Broadcast: December 08, 2004
I’m Gwen Outen with the VOA Special English Health Report.
American researchers say they have found the strongest link yet between ozone pollution and damage to health. Their findings show that short-term increases in ozone lead to higher death rates in cities.
Ozone is a form of oxygen. The gas is produced naturally in the upper atmosphere to protect the Earth against radiation from the sun. But human activity can also create ozone in the lower atmosphere.
Gasses from vehicles and industry react with sunlight to form this ozone. Levels usually increase in the warmer months. Ozone is the main chemical in smog, the air pollution that is a combination of fog and smoke.
Ozone has been linked to heart and lung problems especially, and to higher rates of hospital cases.
Researchers from Yale University and Johns Hopkins University did the study. Michelle Bell of Yale was the lead investigator. The Journal of the American Medical Association published the results.
The researchers collected information on ninety-five American cities. These contain about forty percent of the national population. The study compared deaths rates to ozone levels between nineteen eighty-seven and two thousand.
The research suggests that even a small increase in ozone, ten parts per thousand million, can lead to higher death rates the following week. The study found that the average daily number of deaths rose point-five percent. Heart and lung related deaths rose point-six percent. And deaths among older people rose point-seven percent.

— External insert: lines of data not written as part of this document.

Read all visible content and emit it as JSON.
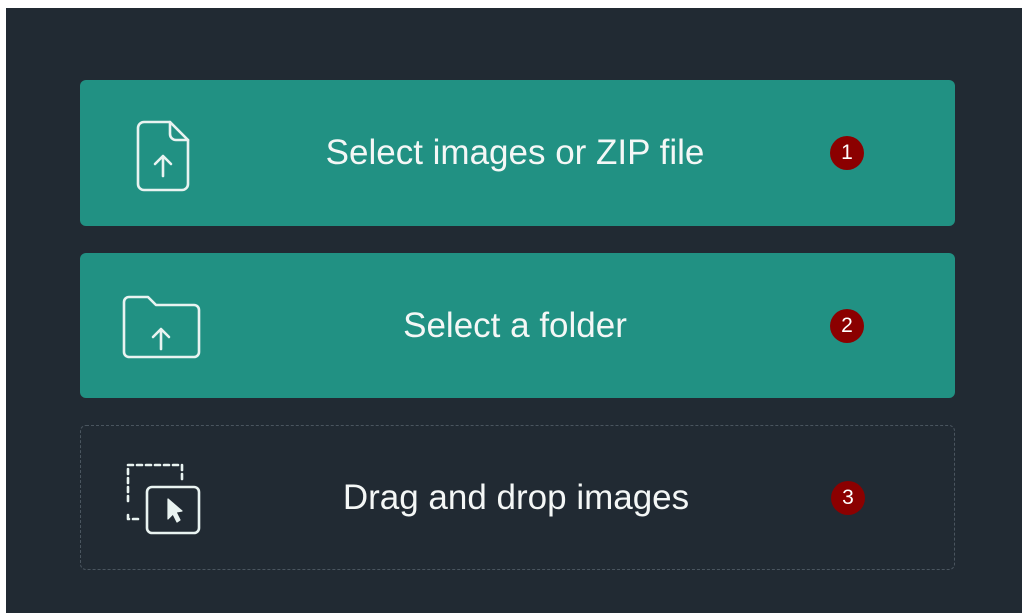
{
  "options": [
    {
      "label": "Select images or ZIP file",
      "badge": "1",
      "icon": "file-upload-icon"
    },
    {
      "label": "Select a folder",
      "badge": "2",
      "icon": "folder-upload-icon"
    },
    {
      "label": "Drag and drop images",
      "badge": "3",
      "icon": "drag-drop-icon"
    }
  ],
  "colors": {
    "panel_bg": "#212a33",
    "button_bg": "#219183",
    "badge_bg": "#8b0000",
    "text": "#f4f7f6"
  }
}
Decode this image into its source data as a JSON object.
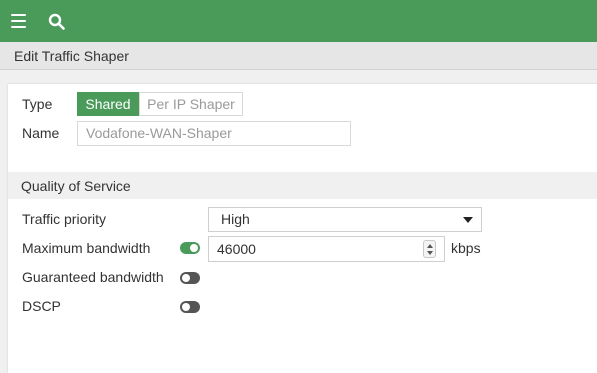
{
  "topbar": {
    "menu_icon": "hamburger-menu-icon",
    "search_icon": "search-icon",
    "color": "#4a9a5a"
  },
  "page": {
    "title": "Edit Traffic Shaper"
  },
  "form": {
    "type": {
      "label": "Type",
      "options": [
        "Shared",
        "Per IP Shaper"
      ],
      "selected": "Shared"
    },
    "name": {
      "label": "Name",
      "value": "Vodafone-WAN-Shaper"
    },
    "qos": {
      "section_title": "Quality of Service",
      "traffic_priority": {
        "label": "Traffic priority",
        "value": "High"
      },
      "max_bandwidth": {
        "label": "Maximum bandwidth",
        "enabled": true,
        "value": "46000",
        "unit": "kbps"
      },
      "guaranteed_bandwidth": {
        "label": "Guaranteed bandwidth",
        "enabled": false
      },
      "dscp": {
        "label": "DSCP",
        "enabled": false
      }
    }
  },
  "colors": {
    "accent": "#4a9a5a",
    "toggle_off": "#555555"
  }
}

The researchers controlled for other possible causes of death, such as hot weather or pollution from particle matter. The study linked even a single day of increased ozone to more deaths the following week.
The study is one of the largest ever done of ozone and death rates. The researchers note that ozone is widespread in the United States and many other countries.
The United States Environmental Protection Agency is re-examining its air pollution rules. The current limit for ozone is eighty parts per thousand million for an eight-hour period. Limits were higher in the past. But the researchers say they found an increase in deaths even below the current levels.
They say that if ozone decreased by one-third in those ninety-five cities, almost four thousand lives per year might be saved.